Молитва немного успокоила обоих. Вытерли слезы. Сели друг против друга.

– Так это что же такое, куманек? Опять капель на нашу плешь? То на царя перекопского, то на татар ногайских, то на царя казанского, а ныне на кого? – простонал Колычев.

– На магистера ливонского… на немчина… какого-то… чтоб ему!…

– Пошто он нам? Пошто, – туда его бес! Иль мало нам своей свары? Иль не хватает нам земли?

– Наш блажной Дема не любит сидеть дома. О море, вишь, взалкал. В реках да озерах мало ему воды.

– Што ж наши-то молчат? Князь Андрей Михайлович, поди, в чести у него? Што же он? Сильвеструшка? Олешка Адашев?

– Прямиковое слово что рогатина… Не слушает никого царь! – князь Ростовский тяжело вздохнул. – Болел ведь, да вон видишь, таких и смерть не берет… Живучи, Осподь с ними. А уж на что бы лучше нам Владимира-то Андреича!.. А?

– Да нешто такого похоронишь? Суховат. Жилист. Могуч. Да што же это я?.. Во́, на баклажку!.. Отведай моего винца-леденца…

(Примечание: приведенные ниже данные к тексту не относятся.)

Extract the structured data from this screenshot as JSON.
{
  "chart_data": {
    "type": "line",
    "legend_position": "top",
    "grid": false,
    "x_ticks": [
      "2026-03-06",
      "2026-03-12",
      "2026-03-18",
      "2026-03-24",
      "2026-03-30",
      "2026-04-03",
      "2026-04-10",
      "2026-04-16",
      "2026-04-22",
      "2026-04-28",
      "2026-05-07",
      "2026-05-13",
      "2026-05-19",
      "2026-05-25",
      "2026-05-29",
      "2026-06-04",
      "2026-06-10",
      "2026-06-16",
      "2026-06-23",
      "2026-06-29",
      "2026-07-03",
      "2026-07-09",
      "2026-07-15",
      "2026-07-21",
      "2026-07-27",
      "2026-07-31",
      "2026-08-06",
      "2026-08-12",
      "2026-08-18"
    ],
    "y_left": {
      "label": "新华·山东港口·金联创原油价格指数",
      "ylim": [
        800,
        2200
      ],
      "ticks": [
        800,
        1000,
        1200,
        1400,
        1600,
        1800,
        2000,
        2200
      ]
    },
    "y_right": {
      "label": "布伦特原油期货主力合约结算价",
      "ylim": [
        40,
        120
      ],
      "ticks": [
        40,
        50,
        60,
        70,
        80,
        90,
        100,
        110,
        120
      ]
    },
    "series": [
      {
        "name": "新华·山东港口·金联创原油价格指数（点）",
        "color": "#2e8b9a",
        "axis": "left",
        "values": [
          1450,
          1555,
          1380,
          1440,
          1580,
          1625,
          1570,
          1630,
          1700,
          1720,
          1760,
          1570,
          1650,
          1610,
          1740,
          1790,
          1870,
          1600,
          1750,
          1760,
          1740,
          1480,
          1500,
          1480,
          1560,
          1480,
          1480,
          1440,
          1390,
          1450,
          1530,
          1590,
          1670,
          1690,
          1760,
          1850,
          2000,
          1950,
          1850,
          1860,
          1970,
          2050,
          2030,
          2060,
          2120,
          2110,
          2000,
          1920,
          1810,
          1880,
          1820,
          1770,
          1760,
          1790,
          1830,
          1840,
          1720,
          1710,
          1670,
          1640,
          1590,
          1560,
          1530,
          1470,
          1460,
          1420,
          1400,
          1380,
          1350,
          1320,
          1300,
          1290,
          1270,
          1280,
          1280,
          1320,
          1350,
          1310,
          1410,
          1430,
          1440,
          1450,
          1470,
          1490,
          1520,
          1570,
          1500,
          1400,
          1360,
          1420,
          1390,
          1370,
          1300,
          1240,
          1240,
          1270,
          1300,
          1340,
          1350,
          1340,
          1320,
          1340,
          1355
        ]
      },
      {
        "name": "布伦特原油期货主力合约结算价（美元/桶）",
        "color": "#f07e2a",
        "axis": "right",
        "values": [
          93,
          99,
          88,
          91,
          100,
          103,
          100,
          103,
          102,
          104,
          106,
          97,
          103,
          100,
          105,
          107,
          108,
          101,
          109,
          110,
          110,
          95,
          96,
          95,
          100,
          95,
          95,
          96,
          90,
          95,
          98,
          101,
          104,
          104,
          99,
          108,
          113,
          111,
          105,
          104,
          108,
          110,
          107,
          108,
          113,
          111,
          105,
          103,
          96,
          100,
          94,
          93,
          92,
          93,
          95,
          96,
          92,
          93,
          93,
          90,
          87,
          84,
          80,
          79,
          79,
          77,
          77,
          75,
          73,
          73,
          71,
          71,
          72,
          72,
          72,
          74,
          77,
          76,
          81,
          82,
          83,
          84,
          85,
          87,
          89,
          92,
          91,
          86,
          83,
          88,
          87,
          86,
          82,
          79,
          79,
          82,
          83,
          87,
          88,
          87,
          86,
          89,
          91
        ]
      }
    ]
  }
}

Ростовский достал с полки два кубка. Наполнил их. Выпили.

– А как там Петька, нижегородский наместник? Видел ли?

– Властвует, – усмехнулся Колычев. – Девок портит. Плотию наделен неистовою. Там у нас свои цари… своя воля… Поклон шлет он Курбскому.

– Говорил ты с ним?

– То ж одно, как и мы. Плюется, клянет новины. А народ так и прет к нему. На брань просятся… Худородные носы задрали. Взбеленились бесы и у нас в лесе. Изжога опасная у дворян появилась. Не к добру то.

– Сколь ведешь?

– Два десятка мужичье с двумя. Буде! Просилось более того. Да куды их! Мне на шею? И то – двумя более положенного.

– Под кого станешь?

– Меньше Данилки Романова да Басманова Алешки мне быть невместно. Мои родичи нигде ниже оных выскочек не стояли. В древности ихние деды по запечью сидели, а мои в бою бились…

– Ну, веди!.. Убери баклажку. Не ровен час… Слушальщиков много у него. Никому верить нельзя. Осподь с тобой!

Оба вышли на волю.

– Эй, Агап, отворяй ворота!..

Колычев со всем своим обозом и ратниками медленно проследовал дальше по улице в Китай-город.

Время перевалило за полдень.

Теперь стал ясно слышен кремлевский благовест. Народ по улицам бродил толпами. У многих в руках рогатины, копья. Повсюду стремянные стрельцы в красных охабенях. Вид деловой, озабоченный. Наводят порядок на площадях.

Буран угомонился. Просветлело. Лишь слегка вьюжило.